Trump rightfully became more bitter and his tweets more venomous as the two investigations progressed. Yet, 75 million votes were cast for his reelection, the most ever for a Republican candidate for president. Trump was leading by hundreds of thousands of votes in several swing states when he proclaimed victory and went to bed.

Heeding Hillary Clinton’s advice of a month earlier, Democrat Joe Biden did not concede. The election was decided by five metropolitan areas – Philadelphia, Detroit, Atlanta, Milwaukee and Phoenix – where Democrat political operatives controlled the counting of votes.

President Trump insisted that “voter fraud” was the reason for his defeat. The Constitution requires that state legislatures are responsible for elections laws. Nevertheless, in several states unelected officials or members of the executive branch unilaterally changed the rules.

Here in Rhode Island, General Law 17.20-2.1(1) reads: “In order to be valid, the signature on all certifying envelopes containing a voted ballot must be made before a notary public or before two (2) witnesses who shall set forth their addresses on the form.” Nevertheless, Secretary of State Nellie Gorbea (D) declared that the witness or notarization requirement would be waived due to the COVID-19 pandemic. The Democrat-controlled General Assembly did not challenge her usurpation of authority. Consequently, more people voted by mail than in person.

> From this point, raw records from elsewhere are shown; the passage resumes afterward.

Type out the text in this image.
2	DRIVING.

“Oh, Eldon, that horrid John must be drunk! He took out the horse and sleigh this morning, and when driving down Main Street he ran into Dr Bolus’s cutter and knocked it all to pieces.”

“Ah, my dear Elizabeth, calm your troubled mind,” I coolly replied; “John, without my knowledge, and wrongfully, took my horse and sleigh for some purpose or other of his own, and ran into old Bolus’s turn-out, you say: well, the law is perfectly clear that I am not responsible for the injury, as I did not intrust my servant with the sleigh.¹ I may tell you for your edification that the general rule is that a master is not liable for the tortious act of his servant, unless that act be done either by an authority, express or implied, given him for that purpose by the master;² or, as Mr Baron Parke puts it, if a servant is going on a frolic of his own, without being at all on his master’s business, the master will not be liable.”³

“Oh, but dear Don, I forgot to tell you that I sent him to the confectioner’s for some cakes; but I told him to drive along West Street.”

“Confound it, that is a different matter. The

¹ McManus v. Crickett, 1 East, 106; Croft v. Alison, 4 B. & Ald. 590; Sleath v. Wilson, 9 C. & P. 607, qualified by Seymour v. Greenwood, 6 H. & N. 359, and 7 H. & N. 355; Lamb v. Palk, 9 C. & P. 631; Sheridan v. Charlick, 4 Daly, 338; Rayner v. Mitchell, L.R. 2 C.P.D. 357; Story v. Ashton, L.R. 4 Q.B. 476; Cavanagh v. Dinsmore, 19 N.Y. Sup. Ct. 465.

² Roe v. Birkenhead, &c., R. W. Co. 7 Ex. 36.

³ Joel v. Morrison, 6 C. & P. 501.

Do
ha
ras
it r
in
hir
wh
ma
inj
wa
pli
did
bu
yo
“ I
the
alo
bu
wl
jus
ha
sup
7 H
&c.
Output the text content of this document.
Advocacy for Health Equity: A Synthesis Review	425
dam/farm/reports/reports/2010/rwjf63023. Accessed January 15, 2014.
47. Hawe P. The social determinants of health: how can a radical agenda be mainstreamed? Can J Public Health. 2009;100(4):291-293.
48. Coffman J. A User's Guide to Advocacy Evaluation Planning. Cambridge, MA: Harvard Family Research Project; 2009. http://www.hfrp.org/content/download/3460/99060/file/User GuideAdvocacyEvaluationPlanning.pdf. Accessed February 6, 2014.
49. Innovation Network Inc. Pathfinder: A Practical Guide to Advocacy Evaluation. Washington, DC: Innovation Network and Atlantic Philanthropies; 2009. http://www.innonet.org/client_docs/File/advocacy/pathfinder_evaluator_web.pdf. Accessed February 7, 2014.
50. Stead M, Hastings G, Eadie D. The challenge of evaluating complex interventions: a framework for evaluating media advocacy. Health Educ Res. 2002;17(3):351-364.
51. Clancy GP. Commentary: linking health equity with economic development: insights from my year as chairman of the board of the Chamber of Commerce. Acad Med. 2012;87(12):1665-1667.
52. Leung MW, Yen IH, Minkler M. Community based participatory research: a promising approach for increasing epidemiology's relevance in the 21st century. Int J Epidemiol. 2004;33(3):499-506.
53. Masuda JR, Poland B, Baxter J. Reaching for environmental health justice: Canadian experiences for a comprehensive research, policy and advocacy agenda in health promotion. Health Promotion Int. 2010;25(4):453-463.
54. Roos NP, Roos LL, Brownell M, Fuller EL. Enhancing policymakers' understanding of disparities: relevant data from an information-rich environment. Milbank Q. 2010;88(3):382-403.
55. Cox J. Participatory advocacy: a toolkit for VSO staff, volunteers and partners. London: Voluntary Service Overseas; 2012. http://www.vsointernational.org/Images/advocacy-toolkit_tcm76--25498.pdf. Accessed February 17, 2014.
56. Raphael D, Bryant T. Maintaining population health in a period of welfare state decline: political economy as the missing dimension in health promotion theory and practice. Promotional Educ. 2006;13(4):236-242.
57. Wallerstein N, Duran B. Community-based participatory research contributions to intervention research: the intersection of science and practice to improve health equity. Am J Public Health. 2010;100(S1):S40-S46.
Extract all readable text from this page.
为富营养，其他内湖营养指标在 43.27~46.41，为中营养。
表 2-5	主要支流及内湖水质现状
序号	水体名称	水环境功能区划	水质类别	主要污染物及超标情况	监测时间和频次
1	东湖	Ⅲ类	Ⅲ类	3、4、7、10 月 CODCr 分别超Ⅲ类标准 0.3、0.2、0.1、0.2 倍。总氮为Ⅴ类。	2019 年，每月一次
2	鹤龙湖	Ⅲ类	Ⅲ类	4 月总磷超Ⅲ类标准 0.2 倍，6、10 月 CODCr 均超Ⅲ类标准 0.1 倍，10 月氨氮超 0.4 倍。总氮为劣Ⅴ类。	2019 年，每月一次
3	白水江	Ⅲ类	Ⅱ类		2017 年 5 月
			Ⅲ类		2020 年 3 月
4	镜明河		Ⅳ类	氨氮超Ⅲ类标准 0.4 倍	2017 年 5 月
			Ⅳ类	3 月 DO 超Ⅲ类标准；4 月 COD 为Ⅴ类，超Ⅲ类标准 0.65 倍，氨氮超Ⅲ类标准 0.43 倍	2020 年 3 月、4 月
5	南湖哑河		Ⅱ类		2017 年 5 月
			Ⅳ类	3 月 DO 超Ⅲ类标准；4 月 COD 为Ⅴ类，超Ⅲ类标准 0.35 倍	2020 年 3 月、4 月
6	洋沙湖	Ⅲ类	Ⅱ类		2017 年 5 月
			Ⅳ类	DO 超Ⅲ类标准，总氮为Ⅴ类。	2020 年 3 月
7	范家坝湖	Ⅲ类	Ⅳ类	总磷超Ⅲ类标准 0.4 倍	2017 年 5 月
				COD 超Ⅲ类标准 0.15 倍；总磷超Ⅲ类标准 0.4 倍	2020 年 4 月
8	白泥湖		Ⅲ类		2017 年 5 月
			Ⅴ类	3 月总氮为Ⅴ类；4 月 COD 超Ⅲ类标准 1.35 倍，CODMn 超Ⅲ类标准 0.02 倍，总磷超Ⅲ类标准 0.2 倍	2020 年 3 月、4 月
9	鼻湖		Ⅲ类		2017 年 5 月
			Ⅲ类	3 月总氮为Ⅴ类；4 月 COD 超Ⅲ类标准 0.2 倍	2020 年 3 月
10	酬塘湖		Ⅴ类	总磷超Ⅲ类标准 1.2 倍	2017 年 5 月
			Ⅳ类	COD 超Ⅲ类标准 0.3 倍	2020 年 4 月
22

Federal and state courts have decided Trump’s allegation of vote tampering and fraud are without merit. The U.S. Supreme Court declined to hear a Constitutional challenge by Texas and 17 other state attorneys general.

As President-elect Biden has already proclaimed a $2 trillion COVID relief package including goodies favored by the far left of his party (e.g. a $15 per hour minimum wage). Even socialist Sen. Bernie Sanders said it is a good start.

As a result, Joseph Robinette Biden, Jr. will be the oldest man ever to be sworn in as president this week. Hail to the Chief! Let us hope and pray that the Biden-Harris administration supported by the Pelosi-Schumer Congress will be successful and the country – most of it, at least – be reunited.